La pression exercée par Trump sur l'accord iranien ravive l'impasse des négociations au Golfe concernant la trêve et les questions nucléaires.
La demande du président Donald Trump d'amender le projet de « cadre de compréhension » avec l'Iran a ramené les discussions sur une potentielle « trêve » dans le Golfe arabique à la table de négociation difficile. Ce développement intervient au milieu de complexités récurrentes et de contradictions changeantes dans les positions de Washington et de Téhéran, rendant extrêmement difficile la formation d'une vision claire du « règlement » attendu, malgré l'apparente sortie politique et sécuritaire.
Selon Axios, les amendements américains se concentrent sur le sort de l'uranium hautement enrichi de l'Iran, le calendrier de son retrait ou de sa destruction, et l'ouverture du détroit d'Ormuz. Reuters rapporte que le projet de texte circulé accorde aux deux parties un délai de 60 jours pour prolonger le cessez-le-feu et entamer des négociations nucléaires, sans parvenir à un accord de paix final.
À mon avis, ce point représente le cœur de tout le processus, car le « cadre de compréhension » ne met pas fin à la crise mais crée plutôt un corridor politique et sécuritaire pour passer de la guerre à des négociations sérieuses.
Quels sont les points d'accrochage ?
Les dispositions du « cadre », telles que circulées par Al Arabiya et les sources américaines, incluent la stabilisation d'une trêve renouvelable, le retrait des mines navales dans les 30 jours, la reprise du transit commercial et du mouvement des pétroliers à travers le détroit sans frais, et l'assouplissement progressif des restrictions sur les ports et certaines exportations de pétrole iranien, tout en reportant les détails nucléaires à une étape ultérieure des négociations.

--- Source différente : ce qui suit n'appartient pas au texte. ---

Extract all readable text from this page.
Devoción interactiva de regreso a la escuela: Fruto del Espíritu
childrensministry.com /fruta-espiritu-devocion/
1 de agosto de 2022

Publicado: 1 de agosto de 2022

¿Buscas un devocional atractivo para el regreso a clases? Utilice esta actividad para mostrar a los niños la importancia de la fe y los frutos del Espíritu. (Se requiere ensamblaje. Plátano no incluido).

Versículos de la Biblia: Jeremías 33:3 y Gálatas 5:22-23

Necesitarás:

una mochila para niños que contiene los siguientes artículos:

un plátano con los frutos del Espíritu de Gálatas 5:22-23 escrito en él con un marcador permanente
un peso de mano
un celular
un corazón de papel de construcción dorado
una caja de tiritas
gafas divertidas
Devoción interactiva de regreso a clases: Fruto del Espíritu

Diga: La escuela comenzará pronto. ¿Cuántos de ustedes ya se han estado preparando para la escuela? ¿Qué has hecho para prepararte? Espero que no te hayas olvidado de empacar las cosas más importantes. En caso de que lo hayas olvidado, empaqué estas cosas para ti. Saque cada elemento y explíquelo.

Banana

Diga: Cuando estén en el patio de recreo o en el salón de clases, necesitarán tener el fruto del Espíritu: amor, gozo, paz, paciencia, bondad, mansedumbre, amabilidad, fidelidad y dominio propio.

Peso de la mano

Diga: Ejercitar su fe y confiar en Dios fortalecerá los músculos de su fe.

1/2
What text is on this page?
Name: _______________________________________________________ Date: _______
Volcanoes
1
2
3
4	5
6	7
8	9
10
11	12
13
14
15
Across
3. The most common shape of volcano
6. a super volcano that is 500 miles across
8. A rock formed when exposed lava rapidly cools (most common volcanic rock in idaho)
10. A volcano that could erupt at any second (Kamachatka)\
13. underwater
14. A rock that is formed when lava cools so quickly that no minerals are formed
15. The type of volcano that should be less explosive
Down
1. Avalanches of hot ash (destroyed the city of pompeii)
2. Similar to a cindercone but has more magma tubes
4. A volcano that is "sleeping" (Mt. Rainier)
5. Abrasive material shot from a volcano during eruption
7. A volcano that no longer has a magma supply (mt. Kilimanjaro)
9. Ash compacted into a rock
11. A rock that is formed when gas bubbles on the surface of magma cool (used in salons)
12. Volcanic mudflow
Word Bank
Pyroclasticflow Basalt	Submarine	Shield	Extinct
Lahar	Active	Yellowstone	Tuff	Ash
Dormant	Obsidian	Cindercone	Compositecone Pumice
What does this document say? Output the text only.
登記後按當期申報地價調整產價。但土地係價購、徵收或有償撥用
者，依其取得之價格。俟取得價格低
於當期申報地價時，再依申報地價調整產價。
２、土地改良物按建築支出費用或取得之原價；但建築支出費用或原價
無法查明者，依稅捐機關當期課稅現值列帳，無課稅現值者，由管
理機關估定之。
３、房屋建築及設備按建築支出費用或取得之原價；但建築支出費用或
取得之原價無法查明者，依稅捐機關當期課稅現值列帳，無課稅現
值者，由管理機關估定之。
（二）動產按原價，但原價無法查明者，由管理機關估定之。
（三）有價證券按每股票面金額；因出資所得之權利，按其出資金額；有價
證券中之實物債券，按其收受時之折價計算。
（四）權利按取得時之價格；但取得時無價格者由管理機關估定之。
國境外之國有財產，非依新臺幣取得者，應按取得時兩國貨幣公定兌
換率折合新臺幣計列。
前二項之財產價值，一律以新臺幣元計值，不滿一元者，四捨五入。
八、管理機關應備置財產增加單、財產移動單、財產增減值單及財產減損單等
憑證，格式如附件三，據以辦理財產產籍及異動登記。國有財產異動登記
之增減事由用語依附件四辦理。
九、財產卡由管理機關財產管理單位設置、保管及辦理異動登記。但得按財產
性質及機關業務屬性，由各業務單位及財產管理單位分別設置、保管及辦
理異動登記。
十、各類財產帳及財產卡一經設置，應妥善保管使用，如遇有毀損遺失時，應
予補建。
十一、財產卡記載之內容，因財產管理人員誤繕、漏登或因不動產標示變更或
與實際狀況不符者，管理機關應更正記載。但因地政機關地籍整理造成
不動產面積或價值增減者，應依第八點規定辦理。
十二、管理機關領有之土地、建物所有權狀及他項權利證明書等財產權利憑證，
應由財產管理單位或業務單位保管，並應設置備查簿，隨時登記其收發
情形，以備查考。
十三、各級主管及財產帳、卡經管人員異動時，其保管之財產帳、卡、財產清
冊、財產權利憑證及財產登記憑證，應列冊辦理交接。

De son côté, l'Iran refuse de donner au « cadre de compréhension » une forme finale qui réglerait le débat médiatique autour de celui-ci. Le président de l'Assemblée consultative islamique, Mohammad Bagher Ghalibaf, a déclaré que Téhéran n'acceptera pas avant d'avoir assuré « les droits du peuple iranien », tandis que le porte-parole du ministère des Affaires étrangères, Esmail Baghaei, a confirmé que l'objectif actuel est de mettre fin à la guerre, et que le dossier nucléaire n'est pas encore entré dans des négociations détaillées.
Cette position iranienne ne ferme pas nécessairement la porte diplomatique, mais elle reflète le désir de Téhéran de garantir des gains économiques immédiats, y compris l'accès à une partie de ses fonds gelés et l'assouplissement des restrictions pétrolières, avant de s'engager dans des obligations nucléaires.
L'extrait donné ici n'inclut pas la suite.